She moaned and made a wild gesture.
‘You know all this to be impossible; you don’t wish it; you couldn’t bear it. Then why will you drive me almost to despair by complaining so of what can’t be helped? Surely you foresaw it all. You knew that I was only a working man. It isn’t as if there had been any hope of my making a larger income, and you were disappointed.’
‘Does it make it easier to bear because there is no hope of relief?’ she cried.
‘For me, yes. If there were hope, I might fret under the misery.’

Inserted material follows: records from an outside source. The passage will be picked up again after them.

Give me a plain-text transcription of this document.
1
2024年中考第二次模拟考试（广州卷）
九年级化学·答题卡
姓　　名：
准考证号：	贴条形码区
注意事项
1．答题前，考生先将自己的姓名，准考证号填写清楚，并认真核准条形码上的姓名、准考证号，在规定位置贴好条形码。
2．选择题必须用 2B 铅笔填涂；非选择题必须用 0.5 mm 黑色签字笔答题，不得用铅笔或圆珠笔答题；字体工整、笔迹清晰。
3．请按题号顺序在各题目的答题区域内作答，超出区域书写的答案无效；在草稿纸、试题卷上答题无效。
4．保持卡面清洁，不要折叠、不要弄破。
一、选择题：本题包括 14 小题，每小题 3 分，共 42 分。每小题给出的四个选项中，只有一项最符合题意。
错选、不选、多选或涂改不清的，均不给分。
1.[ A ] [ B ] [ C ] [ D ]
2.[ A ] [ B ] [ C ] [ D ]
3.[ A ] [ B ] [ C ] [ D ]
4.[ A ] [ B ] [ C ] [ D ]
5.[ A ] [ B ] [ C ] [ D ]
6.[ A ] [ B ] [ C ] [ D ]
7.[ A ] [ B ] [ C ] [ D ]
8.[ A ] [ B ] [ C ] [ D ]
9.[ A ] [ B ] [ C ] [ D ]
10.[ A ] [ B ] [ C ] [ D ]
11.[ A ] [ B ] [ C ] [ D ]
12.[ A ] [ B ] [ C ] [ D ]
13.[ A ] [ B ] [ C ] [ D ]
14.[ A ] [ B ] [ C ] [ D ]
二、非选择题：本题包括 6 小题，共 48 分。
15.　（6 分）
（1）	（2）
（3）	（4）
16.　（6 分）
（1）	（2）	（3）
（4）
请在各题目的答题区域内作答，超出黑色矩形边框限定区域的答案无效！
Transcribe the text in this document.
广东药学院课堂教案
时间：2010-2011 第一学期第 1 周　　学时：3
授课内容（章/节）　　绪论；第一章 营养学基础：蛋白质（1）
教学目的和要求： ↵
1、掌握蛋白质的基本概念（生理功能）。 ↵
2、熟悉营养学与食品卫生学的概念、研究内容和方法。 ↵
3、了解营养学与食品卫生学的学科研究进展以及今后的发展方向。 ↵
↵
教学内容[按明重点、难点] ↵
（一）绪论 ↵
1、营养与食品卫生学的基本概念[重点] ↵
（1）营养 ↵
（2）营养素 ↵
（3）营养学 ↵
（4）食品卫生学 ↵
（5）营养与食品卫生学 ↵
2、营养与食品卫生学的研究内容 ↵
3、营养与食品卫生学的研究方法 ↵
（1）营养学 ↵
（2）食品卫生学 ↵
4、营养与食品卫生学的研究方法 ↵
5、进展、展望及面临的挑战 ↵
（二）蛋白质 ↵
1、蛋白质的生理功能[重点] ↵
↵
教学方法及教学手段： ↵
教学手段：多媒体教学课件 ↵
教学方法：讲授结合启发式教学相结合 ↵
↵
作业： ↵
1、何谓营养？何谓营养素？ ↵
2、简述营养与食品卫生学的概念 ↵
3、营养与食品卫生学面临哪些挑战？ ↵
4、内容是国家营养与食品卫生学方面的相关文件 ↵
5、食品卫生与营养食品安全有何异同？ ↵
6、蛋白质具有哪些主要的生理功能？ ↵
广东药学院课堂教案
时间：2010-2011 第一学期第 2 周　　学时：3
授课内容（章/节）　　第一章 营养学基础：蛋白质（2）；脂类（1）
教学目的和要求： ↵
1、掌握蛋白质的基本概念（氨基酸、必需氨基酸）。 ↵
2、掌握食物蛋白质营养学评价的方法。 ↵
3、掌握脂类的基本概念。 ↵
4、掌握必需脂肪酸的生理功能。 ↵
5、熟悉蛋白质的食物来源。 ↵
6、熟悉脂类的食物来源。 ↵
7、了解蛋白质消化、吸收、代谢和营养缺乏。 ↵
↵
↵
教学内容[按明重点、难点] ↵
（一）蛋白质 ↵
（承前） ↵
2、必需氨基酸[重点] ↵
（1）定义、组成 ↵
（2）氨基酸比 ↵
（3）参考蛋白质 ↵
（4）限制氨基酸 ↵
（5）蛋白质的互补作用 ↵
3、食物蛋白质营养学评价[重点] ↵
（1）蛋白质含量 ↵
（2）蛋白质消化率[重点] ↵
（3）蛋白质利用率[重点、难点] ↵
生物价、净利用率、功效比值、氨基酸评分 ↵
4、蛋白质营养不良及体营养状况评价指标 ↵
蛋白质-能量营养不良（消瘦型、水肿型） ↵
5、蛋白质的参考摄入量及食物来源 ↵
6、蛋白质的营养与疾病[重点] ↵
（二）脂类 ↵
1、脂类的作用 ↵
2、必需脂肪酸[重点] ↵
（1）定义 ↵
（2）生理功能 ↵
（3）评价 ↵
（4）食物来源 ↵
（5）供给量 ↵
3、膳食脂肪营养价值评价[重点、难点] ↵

‘Oh, I had hope once! It might have been so different with me. The thought burns and burns and burns, till I am frantic. You don’t help me to bear it. You leave me alone when I most need help. How can you know what it means to me to look back and think of what might have been? You say to yourself I am selfish, that I ought to be thankful someone took pity on me, poor, wretched creature that I am. It would have been kinder never to have come near me. I should have killed myself long ago, and there an end. You thought it was a great thing to take me, when you might have had a wife who would—’
‘Clara! Clara! When you speak like that, I could almost believe you are really mad. For Heaven’s sake, think what you are saying! Suppose I were to reproach you with having consented to marry me? I would rather die than let such a word pass my lips—but suppose you heard me speaking to you like this?’
She drew a deep sigh, and let her hands fall. Sidney continued in quite another voice:
‘It’s one of the hardest things I have to bear, that I can’t make your life pleasanter. Of course you need change; I know it only too well. You and I ought to have our holiday at this time of the year, like other people. I fancy I should like to go into the country myself; Clerkenwell isn’t such a beautiful place that one can be content to go there day after day, year after year, without variety. But we have no money. Suffer as we may, there’s no help for it—because we have no money. Lives may be wasted—worse, far worse than wasted—just because there is no money. At this moment a whole world of men and women is in pain and sorrow—because they have no money. How often have we said that? The world is made so; everything has to be bought with money.’
‘You find it easier to bear than I do.’
‘Yes; I find it easier. I am stronger-bodied, and at all events I have some variety, whilst you have none. I know it. If I could take your share of the burden, how gladly I’d do so! If I could take your suffering upon myself, you shouldn’t be unhappy for another minute. But that is another impossible thing. People who are fortunate in life may ask each day what they can do; we have always to remind ourselves what we can’t.’